Model parameters such as C and ε are selected by users based on a priori knowledge and/or user expertise.19 Obviously, this approach is not appropriate for non-expert users. It is well known that SVR generalization performance (estimation accuracy) depends on a good setting of meta-parameters parameters C, ε and the kernel parameters. The problem of selection of the optimal parameter is further complicated by the fact that SVR model complexity (and hence its generalization performance) depends on all three parameters. Existing software implementations of SVR usually treat SVR meta-parameters as user-defined inputs. In this article we focused on the choice of C and ε, rather than on selecting the kernel function. OSA/CSA classification accuracy on cross-validation data set rather than root mean squared error (RMSE) was considered the performance criterion to select the best parameter set. Therefore data-intensive computational burden was significantly reduced. Parameter C determines the trade-off between the model complexity (flatness) and the degree to which deviations larger than ε are tolerated in optimization formulation (Eq. 1). For example, if C is too large (infinity), then the objective is to minimize the empirical risk only, without regard to model complexity part in the optimization formulation. Parameter ε controls the width of the ε-insensitive zone, used to fit the training data. The value of ε can affect the number of support vectors used to construct the regression function. The greater the ε, the fewer the support vectors that are selected. On the other hand, greater ε-values result in more “flat” estimates. Hence, both C and ε-values affect model complexity (but in a different way).

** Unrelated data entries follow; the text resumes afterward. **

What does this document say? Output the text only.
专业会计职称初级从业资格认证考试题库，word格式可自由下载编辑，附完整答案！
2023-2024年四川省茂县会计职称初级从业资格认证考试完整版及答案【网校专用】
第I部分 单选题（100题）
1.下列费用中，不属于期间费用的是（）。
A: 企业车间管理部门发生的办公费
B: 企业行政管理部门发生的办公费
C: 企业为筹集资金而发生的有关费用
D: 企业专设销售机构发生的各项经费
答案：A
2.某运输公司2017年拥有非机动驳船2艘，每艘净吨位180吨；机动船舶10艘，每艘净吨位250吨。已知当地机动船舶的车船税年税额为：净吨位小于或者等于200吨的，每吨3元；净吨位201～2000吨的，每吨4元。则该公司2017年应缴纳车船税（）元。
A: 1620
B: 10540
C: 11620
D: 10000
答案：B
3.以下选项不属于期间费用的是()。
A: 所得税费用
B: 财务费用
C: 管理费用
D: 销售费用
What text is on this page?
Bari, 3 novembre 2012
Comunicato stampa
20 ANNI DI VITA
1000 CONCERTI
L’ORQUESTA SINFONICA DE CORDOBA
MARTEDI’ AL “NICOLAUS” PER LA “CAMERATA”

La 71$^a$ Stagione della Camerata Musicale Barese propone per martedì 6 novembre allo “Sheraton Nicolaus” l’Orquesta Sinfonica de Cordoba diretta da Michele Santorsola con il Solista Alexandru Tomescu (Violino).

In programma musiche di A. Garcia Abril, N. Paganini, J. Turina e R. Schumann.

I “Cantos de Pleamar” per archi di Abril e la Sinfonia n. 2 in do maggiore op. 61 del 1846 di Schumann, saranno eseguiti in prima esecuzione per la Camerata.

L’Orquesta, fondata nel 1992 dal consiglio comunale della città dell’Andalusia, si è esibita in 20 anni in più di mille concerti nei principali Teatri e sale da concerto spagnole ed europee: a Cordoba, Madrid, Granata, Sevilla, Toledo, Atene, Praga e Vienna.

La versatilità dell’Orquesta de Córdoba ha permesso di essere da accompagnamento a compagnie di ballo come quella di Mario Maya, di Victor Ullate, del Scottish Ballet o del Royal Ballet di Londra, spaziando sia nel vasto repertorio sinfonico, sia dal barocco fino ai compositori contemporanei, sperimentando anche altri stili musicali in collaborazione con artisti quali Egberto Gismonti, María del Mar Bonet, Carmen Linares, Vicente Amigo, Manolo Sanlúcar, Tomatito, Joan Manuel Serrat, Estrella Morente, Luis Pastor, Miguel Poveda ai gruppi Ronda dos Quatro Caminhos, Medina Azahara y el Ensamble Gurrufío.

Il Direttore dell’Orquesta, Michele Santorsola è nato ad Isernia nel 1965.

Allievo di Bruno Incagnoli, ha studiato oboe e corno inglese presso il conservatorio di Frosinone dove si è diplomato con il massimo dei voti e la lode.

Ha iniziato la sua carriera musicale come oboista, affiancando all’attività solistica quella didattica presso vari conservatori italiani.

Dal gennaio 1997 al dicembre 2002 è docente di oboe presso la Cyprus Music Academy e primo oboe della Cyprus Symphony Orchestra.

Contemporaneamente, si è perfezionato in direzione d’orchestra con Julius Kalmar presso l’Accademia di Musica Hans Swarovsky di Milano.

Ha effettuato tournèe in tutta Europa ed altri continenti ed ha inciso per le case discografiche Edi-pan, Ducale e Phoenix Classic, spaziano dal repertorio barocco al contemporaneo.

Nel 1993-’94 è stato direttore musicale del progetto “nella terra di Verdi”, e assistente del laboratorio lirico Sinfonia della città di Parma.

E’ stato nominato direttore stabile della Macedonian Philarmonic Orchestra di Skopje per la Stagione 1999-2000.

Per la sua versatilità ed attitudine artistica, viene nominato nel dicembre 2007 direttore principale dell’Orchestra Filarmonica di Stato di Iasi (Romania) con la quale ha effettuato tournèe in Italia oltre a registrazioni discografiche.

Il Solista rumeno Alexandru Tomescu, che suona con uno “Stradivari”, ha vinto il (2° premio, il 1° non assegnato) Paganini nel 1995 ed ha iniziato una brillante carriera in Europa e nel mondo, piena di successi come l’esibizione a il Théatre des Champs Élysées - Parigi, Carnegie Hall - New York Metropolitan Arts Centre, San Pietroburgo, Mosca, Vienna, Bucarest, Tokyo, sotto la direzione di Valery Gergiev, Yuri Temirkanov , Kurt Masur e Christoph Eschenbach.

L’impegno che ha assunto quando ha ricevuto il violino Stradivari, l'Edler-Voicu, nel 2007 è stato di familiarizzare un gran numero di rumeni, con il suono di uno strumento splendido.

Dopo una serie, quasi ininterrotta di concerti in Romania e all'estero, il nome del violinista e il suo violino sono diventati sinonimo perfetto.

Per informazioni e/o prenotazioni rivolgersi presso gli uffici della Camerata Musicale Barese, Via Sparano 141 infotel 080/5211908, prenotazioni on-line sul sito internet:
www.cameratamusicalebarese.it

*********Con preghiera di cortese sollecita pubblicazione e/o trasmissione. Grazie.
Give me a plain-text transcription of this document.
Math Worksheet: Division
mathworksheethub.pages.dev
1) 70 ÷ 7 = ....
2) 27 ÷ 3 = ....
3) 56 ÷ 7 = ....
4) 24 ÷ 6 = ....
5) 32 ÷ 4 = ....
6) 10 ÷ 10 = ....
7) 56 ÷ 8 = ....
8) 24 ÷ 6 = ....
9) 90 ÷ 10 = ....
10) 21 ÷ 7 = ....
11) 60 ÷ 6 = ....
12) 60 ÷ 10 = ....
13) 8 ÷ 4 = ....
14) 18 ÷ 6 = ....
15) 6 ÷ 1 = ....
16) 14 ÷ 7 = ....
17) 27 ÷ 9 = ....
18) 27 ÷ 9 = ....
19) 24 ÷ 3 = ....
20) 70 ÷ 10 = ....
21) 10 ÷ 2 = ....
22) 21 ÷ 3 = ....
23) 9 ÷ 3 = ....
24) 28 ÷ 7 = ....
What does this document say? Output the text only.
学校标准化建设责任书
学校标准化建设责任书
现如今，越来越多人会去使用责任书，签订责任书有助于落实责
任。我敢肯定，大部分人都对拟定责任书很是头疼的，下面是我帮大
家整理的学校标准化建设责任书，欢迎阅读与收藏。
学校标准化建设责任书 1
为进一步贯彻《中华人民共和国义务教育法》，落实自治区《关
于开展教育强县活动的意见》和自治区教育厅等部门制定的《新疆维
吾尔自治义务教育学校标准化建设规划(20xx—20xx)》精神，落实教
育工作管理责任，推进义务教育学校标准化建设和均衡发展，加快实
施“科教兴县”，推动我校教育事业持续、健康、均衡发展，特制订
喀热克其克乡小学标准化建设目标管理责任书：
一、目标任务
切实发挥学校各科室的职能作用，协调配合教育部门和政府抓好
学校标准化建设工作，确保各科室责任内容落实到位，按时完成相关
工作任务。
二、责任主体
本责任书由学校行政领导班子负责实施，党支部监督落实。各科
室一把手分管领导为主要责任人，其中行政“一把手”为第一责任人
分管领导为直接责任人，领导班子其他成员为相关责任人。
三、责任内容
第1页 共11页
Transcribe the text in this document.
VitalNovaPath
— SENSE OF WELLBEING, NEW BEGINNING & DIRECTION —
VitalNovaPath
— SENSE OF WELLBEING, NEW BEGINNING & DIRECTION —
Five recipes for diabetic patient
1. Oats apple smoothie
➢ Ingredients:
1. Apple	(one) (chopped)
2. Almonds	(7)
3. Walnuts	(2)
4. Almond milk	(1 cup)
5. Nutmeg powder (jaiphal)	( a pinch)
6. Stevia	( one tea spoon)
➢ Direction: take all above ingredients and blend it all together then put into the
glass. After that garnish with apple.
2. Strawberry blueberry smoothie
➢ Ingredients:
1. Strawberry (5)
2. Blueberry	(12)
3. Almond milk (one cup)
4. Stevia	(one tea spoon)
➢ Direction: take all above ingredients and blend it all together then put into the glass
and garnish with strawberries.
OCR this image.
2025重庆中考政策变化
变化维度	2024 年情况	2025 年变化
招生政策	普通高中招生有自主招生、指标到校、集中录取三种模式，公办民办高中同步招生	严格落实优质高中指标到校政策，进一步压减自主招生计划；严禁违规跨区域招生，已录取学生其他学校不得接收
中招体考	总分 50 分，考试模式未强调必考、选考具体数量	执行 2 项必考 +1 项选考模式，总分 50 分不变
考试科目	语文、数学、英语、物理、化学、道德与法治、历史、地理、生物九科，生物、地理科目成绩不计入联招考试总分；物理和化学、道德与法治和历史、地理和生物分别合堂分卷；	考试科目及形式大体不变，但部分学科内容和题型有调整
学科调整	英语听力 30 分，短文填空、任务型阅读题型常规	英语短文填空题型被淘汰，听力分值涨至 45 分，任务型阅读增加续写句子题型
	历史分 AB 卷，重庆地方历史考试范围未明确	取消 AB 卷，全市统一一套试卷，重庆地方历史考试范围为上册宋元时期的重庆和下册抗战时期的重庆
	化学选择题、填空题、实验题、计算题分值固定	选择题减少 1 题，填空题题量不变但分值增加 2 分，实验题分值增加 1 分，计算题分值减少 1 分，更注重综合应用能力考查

In this study, the RIP was used as a gold standard of respiratory monitoring which measures the changes in the expansion and contraction of the thoracic and abdominal cavities. Placing an elastic belt in series with a piezo-electric sensor does this. One is placed at the level of the upper thorax, generally right underneath the arms to pick up rib-cage movements, and the other is placed at the level of the umbilicus to pick up abdominal movements. This study focused on ECG and SVR-based surrogate respiratory signal that can classify OSA and CSA events. The proposed algorithm can be applied to recognize OSA or CSA types after the event is detected. For example, our earlier study10 can be used to detect individual apnea events. Although hypopneas were not used in this study, it may, however, be an interesting topic to look at how SVR can model respiratory movements during hypopneas. In future, esophageal catheter pressure signal which represents the respiratory effort (pressure) in sleep-disordered breathing could be attempted to use as a standard reference of respiratory signal to develop the model for surrogate respiratory effort signal in sleep-related breathing events. In addition to OSA/CSA discrimination, other potential application of our model may be to assess the severity of airway obstruction in patients with obstructive airway disease including asthma, bronchiolitis, and chronic obstructive pulmonary disease (COPD).